The classroom was quiet, sunlight spilling over wooden desks, illuminating the chalkboard where Eira Lumina had just finished writing equations for the day's magic lesson.

Her sharp eyes, however, were not on the lesson. They were on Ocean Counter.

"Something about him… it's not right," she muttered softly. Her hands trembled slightly as she prepared a detection spell — a sophisticated method that could analyze magical energy, latent potential, and even hidden metaphysical connections.

Ocean, as always, sat calmly at his desk, arranging his books. Brown eyes glimmered faintly, black hair neatly falling across his forehead. He looked ordinary. Innocent. Like any other eight-year-old.

Eira whispered the incantation. The spell spread outward, curling like smoke through the air, scanning every corner of the room.

It probed reality.

It touched magic.

It sought connections, origins, and hidden truths.

The classroom seemed to hold its breath.

And then… the spell halted abruptly.

It had failed.

Ocean Counter's presence didn't resist. It didn't fight. It simply existed beyond the spell's comprehension. Every probe, every measure, every analysis collapsed before it could reach him. The energies twisted harmlessly around him, as if reality itself refused the intrusion.

Eira Lumina stared, bewildered. "How…? I've never seen this before…"

Kael, sitting nearby, narrowed his eyes. "Again…" he muttered. He understood — he could sense it. Ocean wasn't just untouchable by enemies; he was beyond understanding itself.

Ocean glanced at the teacher with the faintest of smiles. "Is something wrong, Teacher?"

Eira swallowed, her voice trembling. "N-nothing, Ocean. Just… you're special, that's all."

Ocean nodded politely and returned his attention to the lesson, as if the extraordinary event had never happened.

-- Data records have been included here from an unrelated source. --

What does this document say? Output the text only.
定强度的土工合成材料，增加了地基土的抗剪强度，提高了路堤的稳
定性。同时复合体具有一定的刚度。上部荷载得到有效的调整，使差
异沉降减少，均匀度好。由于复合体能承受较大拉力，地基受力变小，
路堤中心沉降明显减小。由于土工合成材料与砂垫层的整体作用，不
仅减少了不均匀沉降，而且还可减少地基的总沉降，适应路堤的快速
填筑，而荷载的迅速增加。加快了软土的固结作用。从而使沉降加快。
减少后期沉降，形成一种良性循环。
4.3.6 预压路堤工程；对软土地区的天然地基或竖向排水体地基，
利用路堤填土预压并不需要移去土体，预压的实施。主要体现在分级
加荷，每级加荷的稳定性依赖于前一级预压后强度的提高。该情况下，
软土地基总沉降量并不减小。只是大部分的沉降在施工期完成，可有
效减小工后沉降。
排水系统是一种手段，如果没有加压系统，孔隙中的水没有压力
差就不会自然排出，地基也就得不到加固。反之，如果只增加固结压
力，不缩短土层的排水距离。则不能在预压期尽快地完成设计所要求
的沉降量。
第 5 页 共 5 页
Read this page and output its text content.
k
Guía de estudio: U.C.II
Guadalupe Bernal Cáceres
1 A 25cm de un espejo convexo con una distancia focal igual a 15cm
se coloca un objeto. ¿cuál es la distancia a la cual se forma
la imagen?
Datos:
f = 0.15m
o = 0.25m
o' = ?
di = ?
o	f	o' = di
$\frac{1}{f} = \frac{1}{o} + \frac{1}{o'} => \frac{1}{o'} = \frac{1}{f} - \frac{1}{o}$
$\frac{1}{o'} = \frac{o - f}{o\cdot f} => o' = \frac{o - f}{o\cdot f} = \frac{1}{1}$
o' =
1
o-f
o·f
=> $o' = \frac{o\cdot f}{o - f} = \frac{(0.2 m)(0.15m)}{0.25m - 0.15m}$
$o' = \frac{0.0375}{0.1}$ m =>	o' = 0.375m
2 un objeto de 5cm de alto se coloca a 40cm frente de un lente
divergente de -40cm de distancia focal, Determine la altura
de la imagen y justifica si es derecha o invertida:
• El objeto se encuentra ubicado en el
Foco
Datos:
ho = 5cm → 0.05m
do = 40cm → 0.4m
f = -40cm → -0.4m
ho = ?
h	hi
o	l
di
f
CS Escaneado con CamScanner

The spell had been defeated without effort. The world subtly corrected itself. Ocean continued to appear ordinary, yet the invisible currents of reality shifted silently around him, reinforcing the truth: the boy who "always loses" never actually loses.

And for the first time, Eira realized — there was nothing in her lessons, her spells, or even her understanding of magic that could fully define or measure him.